In general, being Fat was not hard on my social or romantic life in high school. Yet, my internal world and sense of worth suffered to the degree that if it happened today, I would have gone to (several) Intensive Outpatient programs. Instead, I tethered together my own Mental Health Recovery program that is detailed in my teenage diaries. I started by seeing a nutritionist who introduced me to what would later be called Intuitive Eating and Body Positivity. Neither phrase was used by this amazing woman named Barbara. Instead, she said things like "trust yourself and your process'' and taught me how to eat based on hunger and fullness cues rather than whether or not Derrick pranked-called me or was nice to me that day. This type of therapy went on for over a year, but my parents stopped supporting it when it didn't get me Thin again. That's when Mom brought me to Nutrisystem, and Dad bought me workout equipment at home. I did both, but neither brought me to Thin Enough. 

So by the end of sophomore year, I tossed aside all of the approaches the adults suggested and went with Starving Myself and eating only nonfat foods (remember Susan Powter?). This continued for about six months, and I finally reached Thin Enough, which was too thin. My parents ordered me to start eating again, but I had forgotten how. I remembered my work with Barbara, and somewhere deep inside, I knew that was the route I should take. Still, I remembered how it didn't get me to Thin Enough. Now, I was terrified of being Fat again. One night, I had a massive panic attack while making a can of vegetables (which had become my every dinner). As I writhed in the symptoms of panic—tingling in the face, numbness of the hands, shallow breathing, and heart palpitations I swore out loud that I would start to eat normally again. The only thing I knew about Eating Normally (and this is hilarious to me now) is that I should eat about 2000 calories a day to maintain my weight (I was an expert in calorie counting by this point), so because I was terrified of Fat, I decided to minus 500 and go with that. I told myself I had to eat at least that much. 

The internal battle of Not Thin Enough evolved into an anxiety disorder marked by frequent panic attacks, which, at a certain point, rendered me agoraphobic. I refused to go to school for almost two months. But this was October/November of my senior year. The same terror that led me to decide to start eating again led me to return to school so I could apply to college, get the hell out of my house, and start my life.  

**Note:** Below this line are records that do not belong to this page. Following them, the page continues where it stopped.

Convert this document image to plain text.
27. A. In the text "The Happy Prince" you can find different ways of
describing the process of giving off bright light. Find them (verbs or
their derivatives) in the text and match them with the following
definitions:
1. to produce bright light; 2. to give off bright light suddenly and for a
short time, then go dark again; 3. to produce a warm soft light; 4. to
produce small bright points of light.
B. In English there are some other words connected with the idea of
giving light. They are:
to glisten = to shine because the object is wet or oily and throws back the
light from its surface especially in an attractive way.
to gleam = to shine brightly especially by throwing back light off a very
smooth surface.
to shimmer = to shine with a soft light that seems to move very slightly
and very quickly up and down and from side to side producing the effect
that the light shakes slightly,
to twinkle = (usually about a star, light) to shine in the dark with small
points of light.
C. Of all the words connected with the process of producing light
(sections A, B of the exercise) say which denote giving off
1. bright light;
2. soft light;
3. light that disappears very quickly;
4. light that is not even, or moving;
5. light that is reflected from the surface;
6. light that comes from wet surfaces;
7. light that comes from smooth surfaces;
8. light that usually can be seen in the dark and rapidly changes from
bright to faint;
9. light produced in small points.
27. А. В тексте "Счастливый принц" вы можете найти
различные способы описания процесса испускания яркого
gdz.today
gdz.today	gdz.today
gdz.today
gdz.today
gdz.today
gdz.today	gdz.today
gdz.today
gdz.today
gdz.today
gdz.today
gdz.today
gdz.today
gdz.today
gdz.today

The benefit of this anxiety disorder was that it drove me to find ways to survive. I told my parents to find me a therapist and psychiatrist, and they listened. I managed to pull myself together enough to apply to college, and I did, in fact, get the hell out of my parents' house.

The internal battle of Thin is Good and Fat is Bad continued to be a struggle for me over the next decade or so. But ultimately, I always subscribed to the motto that Fat and Alive is better than Thin and Dead.